About 150,000 Pakistanis moved to high ground yesterday as new flood waters from the Indus river submerged towns and villages in the south of the country.
Officials said they expected the flood waters to recede in most of the country in the next few days as the last river torrents empty into the Arabian Sea.
But survivors in the southern province of Sindh may find little left when they return home as houses, roads, bridges and crops were washed away yesterday.
Aid organisations say the province is still highly vulnerable to floods that have raged through Pakistan for three weeks.
Already, 600,000 people are in relief camps set up in Sindh during the flooding over the past month.
The flood is spreading through the rice belt in the north of Sindh district by district, breaking through or flowing over embankments.
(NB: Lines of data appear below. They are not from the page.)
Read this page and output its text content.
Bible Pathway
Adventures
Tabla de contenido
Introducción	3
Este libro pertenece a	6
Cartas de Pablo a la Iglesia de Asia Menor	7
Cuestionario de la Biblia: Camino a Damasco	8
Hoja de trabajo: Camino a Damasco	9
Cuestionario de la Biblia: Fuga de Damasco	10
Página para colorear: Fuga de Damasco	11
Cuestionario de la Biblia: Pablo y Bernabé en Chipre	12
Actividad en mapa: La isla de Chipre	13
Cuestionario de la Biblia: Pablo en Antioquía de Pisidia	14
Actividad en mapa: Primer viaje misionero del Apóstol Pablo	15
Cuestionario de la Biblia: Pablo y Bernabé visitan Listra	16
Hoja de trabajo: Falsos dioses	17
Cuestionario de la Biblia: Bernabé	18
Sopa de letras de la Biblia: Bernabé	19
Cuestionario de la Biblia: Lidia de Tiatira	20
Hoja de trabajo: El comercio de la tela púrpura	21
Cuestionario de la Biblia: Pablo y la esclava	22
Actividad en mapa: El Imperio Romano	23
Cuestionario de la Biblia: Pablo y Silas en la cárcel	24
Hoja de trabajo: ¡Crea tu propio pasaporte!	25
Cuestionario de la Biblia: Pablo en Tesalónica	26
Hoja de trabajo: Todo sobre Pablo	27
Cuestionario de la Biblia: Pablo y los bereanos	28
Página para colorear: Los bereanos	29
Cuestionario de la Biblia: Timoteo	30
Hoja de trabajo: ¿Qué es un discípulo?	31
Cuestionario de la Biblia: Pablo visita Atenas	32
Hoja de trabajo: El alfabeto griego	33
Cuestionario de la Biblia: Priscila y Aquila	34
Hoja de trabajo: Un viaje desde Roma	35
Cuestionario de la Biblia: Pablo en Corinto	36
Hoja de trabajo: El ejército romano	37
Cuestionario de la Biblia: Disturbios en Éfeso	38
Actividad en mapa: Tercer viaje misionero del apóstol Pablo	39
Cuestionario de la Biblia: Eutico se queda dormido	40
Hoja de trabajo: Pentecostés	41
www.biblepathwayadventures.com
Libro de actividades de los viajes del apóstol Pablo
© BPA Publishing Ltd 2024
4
Officials said yesterday that more rain was expected in parts of central Punjab, southern Sindh and northwestern Khyber-Pakhtoonkhwa provinces over the next 24 hours.
Meanwhile, at the close of a hurriedly called two-day meeting of the United Nations General Assembly to spotlight the immediate need for aid, Pakistan's UN ambassador Abdullah Haroon yesterday said the initial outpouring from around 70 countries was "heartening" and "a good beginning". But he stressed that the country would need much more help in the months and years to come.
At the start of the meeting on Thursday, UN secretary-general Ban Ki-moon said donors had given just half of the €360m the UN had appealed for to provide food, shelter and clean water for to up to eight million flood victims over the next three months. He insisted all the money was needed now.
Pakistani foreign minister Shah Mahmood Qureshi said at the end of Thursday's session he was assured the €360m goal was "going to be easily met".
On Thursday, US secretary of state Hillary Clinton announced that the US, already the biggest donor, would contribute an additional $60m, bringing its total to more than $150m.